Reliable collector architecture can be obtained with the combination of retry, queue, and load balancing.
BindPlane destinations have the ability to retry sending telemetry batches when there is an error or a network outage.
Retry is enabled by default on all destinations that support it. By default, failed requests will be retried after five seconds and progressively back off for up to 30 seconds. After five minutes, requests will be permanently dropped.
For workloads that cannot afford to have telemetry dropped, the five-minute maximum elapsed time should be increased significantly.
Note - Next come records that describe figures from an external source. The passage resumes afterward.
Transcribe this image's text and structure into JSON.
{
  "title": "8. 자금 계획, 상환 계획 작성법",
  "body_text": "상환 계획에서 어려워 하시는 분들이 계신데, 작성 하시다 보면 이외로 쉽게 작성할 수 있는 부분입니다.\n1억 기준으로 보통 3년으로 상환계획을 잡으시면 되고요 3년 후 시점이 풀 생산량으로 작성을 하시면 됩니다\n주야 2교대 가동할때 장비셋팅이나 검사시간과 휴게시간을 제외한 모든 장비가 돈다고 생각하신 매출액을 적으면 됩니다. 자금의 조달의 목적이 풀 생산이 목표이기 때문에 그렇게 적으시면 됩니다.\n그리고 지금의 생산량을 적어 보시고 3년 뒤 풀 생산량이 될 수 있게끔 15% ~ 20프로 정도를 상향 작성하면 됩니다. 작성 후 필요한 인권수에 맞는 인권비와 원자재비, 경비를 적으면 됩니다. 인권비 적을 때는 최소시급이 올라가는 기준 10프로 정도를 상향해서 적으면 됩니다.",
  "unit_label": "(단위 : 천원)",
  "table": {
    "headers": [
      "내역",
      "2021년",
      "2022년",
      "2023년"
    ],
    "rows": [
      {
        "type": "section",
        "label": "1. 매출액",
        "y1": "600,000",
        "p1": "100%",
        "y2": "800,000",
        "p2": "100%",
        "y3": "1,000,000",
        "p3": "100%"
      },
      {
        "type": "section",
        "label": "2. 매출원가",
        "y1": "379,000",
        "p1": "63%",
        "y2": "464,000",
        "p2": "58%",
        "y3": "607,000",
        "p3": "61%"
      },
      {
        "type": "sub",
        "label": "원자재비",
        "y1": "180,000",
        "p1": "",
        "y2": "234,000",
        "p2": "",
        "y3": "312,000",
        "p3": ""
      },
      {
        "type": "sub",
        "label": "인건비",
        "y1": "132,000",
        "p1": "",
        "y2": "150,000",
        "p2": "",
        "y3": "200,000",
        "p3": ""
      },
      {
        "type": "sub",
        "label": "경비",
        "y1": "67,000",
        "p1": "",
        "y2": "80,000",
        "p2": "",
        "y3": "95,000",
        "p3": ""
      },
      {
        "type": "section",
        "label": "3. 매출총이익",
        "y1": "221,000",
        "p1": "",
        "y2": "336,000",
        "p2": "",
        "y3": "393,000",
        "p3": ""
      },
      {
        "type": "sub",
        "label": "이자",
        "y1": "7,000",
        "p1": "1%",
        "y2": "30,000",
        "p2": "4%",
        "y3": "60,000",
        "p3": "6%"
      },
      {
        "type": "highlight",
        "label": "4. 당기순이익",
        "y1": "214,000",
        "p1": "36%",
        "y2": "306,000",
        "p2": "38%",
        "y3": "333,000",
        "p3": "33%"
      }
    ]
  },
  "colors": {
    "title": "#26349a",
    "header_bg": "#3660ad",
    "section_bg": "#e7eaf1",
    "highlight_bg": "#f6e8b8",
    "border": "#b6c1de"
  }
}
Keep in mind that a large max elapsed time combined with a large backend outage will cause the collector to "buffer" a significant amount of telemetry to disk. Aggregator collectors should be provisioned with disks large enough to sustain an outage lasting hours or days.
If overwhelming the backend during an outage recovery is not a concern, reducing the max interval to match the initial interval can decrease the time it will take to recover from an outage, as telemetry sending will be retried more frequently.
When telemetry requests are retried, they are first stored in a sending queue. This sending queue is stored on disk in order to guarantee persistence in the event of a collector system crash.
The sending queue has three options
- Number of consumers
- Queue size
- Persistent queuing
Number of Consumers
This option determines how many batches will be retried in parallel. For example, 10 consumers will retry 10 batches at a time. If each batch contains 100 logs, the collector will retry 1,000 logs.
Generally, the default value of 10 is suitable for low and high-volume systems. Decreasing this number will cause the collector to recover from large outages slower, but will keep resource consumption low. Alternatively, increasing this number will mean that the collector is going to put more strain on the backend because it will be retrying more batches in parallel.
The queue size option determines how many batches are stored in the queue. When the queue is at capacity, additional batches will be dropped.
Keep in mind that the queue size is the number of batches. You can calculate the number of metrics, traces, and logs by taking the batch size and multiplying it by the queue size. You can use the Batch processor to configure batch sizes.
Persistent queue is a feature that allows the BindPlane agent to buffer telemetry batches to disk when a request to the backend fails. The BindPlane agent supports persistent queue by default and it is recommended that it be enabled at all times. Persistent queue protects against data loss if the agent system is suddenly shut down due to a crash or other outside factors.
If persistent queue is disabled, failed telemetry batches will be buffered in memory. This will increase performance on high throughput systems, at the expense of reliability. During an outage, memory buffering will increase memory consumption drastically and can cause the BindPlane agent to crash if the system runs out of memory.
Load balancing allows you to operate a fleet of aggregator agents for increased performance and redundancy. Load balancers allow you to scale your aggregator fleet horizontally and sustain failures without ensuring an outage.
The BindPlane collector can work with a wide range of load balancers when operating in aggregator mode. This documentation will not discuss any particular option, as most popular load-balancing solutions support the required options for operating multiple collectors reliably.
Load balancing best practices:
- Health checks. The load balancer should be configured to ensure the collector is ready to receive traffic.
- Even connection distribution. Connections should be distributed evenly among collectors.
- Protocol support: OpenTelemetry has a wide range of network-based receivers. In order to support all of them, the load balancer should support transport protocols TCP and UDP as well as application protocols HTTP and gRPC.
The following source types can be used with a load balancer:
- TCP / UDP
- Splunk HEC
- Fluent Forward
Any source type that receives telemetry from remote systems over the network is a suitable candidate for load balancing.